How the local RAG stack works
- Index. NoteBrain chunks your notes and generates embeddings using a local TransformersJS model (WebGPU-accelerated when available).
- Store. Vectors and metadata live in a local SQLite database (Desktop) or in your browser’s IndexedDB (Web). On Desktop, nothing leaves your machine.
- Retrieve. Each query runs a hybrid search: full-text (Lunr / FTS5) + cosine on vectors - with a reranking step on top.
- Answer. Retrieved chunks are passed as context to a local Ollama model (Llama, Mistral, Qwen, Gemma, Phi…). The LLM never sees the open internet.
Why local matters
- Confidential data stays confidential. Medical records, client briefs, source code, draft contracts - never leave the machine.
- No tokens to budget. Local inference is free; ask as many follow-ups as you want.
- Works on a flight. Embeddings, retrieval and inference all run offline.
- GPU-aware. Electron build prefers Vulkan / discrete GPU on desktop for fast local embeddings.
- Voice notes stay local too.

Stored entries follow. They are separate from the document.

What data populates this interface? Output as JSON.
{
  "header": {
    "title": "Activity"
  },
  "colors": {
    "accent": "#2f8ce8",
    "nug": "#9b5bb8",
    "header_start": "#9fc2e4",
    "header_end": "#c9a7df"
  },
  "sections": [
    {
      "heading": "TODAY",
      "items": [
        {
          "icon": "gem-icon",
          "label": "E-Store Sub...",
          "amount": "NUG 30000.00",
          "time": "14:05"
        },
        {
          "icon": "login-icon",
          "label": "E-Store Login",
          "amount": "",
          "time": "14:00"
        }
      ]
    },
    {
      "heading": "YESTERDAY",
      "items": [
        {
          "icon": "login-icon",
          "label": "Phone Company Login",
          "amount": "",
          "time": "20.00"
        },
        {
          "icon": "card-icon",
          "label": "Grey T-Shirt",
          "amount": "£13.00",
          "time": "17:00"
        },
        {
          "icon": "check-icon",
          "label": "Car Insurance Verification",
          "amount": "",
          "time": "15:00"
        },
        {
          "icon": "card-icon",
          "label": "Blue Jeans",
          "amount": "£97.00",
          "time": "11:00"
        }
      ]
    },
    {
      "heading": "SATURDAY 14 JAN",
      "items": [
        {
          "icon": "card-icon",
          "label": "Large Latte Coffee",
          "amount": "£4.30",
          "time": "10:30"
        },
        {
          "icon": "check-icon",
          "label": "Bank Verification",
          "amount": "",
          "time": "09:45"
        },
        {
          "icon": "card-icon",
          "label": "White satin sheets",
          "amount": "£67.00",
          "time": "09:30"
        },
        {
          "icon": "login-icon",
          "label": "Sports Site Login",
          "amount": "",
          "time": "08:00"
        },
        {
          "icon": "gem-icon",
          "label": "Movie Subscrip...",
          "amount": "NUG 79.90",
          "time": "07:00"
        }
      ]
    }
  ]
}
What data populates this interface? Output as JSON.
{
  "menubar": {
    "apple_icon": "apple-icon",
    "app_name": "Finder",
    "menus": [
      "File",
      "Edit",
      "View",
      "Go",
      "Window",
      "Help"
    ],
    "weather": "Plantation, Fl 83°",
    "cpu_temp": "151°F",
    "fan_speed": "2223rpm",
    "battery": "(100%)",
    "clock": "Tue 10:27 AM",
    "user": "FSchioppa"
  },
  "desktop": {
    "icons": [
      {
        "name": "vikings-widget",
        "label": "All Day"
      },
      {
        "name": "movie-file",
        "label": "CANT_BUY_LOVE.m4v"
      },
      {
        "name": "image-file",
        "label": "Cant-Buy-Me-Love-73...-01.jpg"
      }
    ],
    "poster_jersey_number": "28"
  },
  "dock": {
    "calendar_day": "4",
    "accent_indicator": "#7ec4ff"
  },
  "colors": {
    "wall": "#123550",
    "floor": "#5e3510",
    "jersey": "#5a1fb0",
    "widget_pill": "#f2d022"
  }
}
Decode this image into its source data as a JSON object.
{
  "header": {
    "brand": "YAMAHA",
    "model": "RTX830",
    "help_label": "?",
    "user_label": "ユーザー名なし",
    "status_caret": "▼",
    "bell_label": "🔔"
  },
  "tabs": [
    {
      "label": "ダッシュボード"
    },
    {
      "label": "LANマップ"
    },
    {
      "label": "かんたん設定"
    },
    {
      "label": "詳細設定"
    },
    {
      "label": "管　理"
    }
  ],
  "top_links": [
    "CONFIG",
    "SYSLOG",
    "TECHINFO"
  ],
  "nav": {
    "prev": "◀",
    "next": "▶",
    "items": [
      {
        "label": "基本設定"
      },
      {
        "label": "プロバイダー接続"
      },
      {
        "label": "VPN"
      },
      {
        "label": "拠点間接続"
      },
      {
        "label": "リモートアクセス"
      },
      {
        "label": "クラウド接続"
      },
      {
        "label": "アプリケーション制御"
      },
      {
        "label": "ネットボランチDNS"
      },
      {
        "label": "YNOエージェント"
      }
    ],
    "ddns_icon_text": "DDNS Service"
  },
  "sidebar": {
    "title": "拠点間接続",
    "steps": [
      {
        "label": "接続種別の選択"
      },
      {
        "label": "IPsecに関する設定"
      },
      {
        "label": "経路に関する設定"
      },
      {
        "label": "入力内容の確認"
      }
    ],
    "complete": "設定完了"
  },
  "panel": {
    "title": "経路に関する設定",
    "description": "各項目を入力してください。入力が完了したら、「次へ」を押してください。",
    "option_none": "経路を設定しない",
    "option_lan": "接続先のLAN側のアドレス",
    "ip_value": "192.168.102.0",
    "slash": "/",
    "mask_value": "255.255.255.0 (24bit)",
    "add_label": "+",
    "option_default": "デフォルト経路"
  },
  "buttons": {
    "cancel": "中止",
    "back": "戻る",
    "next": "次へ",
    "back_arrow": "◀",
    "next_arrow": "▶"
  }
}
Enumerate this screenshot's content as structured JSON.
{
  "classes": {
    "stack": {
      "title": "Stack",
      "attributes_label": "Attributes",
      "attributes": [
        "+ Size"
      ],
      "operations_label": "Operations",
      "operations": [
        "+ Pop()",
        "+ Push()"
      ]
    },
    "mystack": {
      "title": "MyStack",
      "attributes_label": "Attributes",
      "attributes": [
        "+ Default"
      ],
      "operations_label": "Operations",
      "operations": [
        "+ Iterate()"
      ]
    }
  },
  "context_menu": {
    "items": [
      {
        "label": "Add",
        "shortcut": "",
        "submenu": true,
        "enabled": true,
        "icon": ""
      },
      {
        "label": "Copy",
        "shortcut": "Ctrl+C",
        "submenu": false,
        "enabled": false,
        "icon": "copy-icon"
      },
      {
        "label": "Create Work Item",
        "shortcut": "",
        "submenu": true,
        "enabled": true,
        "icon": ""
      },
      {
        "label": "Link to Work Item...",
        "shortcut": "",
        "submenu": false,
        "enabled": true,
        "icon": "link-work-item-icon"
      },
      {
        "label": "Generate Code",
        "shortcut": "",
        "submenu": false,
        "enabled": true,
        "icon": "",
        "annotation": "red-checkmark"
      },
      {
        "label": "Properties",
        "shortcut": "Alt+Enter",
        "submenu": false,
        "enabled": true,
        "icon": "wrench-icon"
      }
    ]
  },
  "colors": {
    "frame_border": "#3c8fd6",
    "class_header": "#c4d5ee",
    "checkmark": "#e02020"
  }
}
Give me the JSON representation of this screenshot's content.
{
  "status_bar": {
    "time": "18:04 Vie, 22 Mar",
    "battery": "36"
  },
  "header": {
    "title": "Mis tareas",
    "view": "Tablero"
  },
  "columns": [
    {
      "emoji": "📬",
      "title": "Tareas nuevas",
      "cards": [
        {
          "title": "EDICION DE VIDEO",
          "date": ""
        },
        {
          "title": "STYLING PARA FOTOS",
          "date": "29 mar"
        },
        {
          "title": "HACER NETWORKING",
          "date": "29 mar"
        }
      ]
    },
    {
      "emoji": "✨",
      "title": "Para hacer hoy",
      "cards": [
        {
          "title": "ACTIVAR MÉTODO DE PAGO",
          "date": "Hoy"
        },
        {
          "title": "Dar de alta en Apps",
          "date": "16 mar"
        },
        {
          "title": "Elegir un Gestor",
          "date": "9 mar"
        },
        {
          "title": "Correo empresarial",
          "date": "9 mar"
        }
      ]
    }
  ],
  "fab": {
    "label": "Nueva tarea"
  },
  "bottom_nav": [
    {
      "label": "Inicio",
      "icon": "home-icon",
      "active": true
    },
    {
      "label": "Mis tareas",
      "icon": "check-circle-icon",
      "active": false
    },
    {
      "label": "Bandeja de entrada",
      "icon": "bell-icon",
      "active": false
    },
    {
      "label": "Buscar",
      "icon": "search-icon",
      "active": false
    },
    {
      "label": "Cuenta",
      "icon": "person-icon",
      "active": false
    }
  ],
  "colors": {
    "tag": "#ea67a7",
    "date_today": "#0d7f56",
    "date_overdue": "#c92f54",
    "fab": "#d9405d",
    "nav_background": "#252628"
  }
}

Speech-to-text runs on a local model (Whisper or NVIDIA Parakeet) - record a meeting, dictate an idea, transcribe a voice memo without sending audio anywhere.
Pick the model that fits
| Goal | Try (Ollama) |
|---|---|
| Fast, small footprint | llama3.2:3b, phi3, qwen2.5:3b |
| Balanced quality | llama3.1:8b, mistral, qwen2.5:7b |
| Best answers (needs RAM) | qwen2.5:14b, llama3.1:70b (large VRAM) |
| Embeddings (already bundled) | Local TransformersJS - nothing to install |
| Speech-to-text (local) | Whisper or NVIDIA Parakeet - transcribe voice notes offline |
Setup in three steps
- Install Ollama and pull a model:
ollama pull llama3.1:8b. - Install NoteBrain Desktop from GitHub.
- Open NoteBrain → Settings → AI → pick Ollama and select your model.
That’s it. Ask your first question - NoteBrain retrieves the right notes and answers from local context.
What you don’t need
- No OpenAI key.
- No vector-database service.
- No "embed in the cloud" step.
- No monthly AI bill (unless you want managed cloud - optional).
FAQ
Do I need a GPU?
For Ollama: a recent CPU works for 3B–7B models; a GPU helps for larger ones. For NoteBrain embeddings: TransformersJS uses WebGPU when available and falls back to WASM otherwise.
How big can my note collection be?
The local SQLite index scales to tens of thousands of notes with sub-second retrieval. Embeddings are computed in the background; you can keep writing while indexing runs.
What about retrieval quality?
NoteBrain uses a hierarchical RAG: chunk-level vector + full-text search, optional rerank, plus document-level context expansion so answers don’t lose the surrounding context.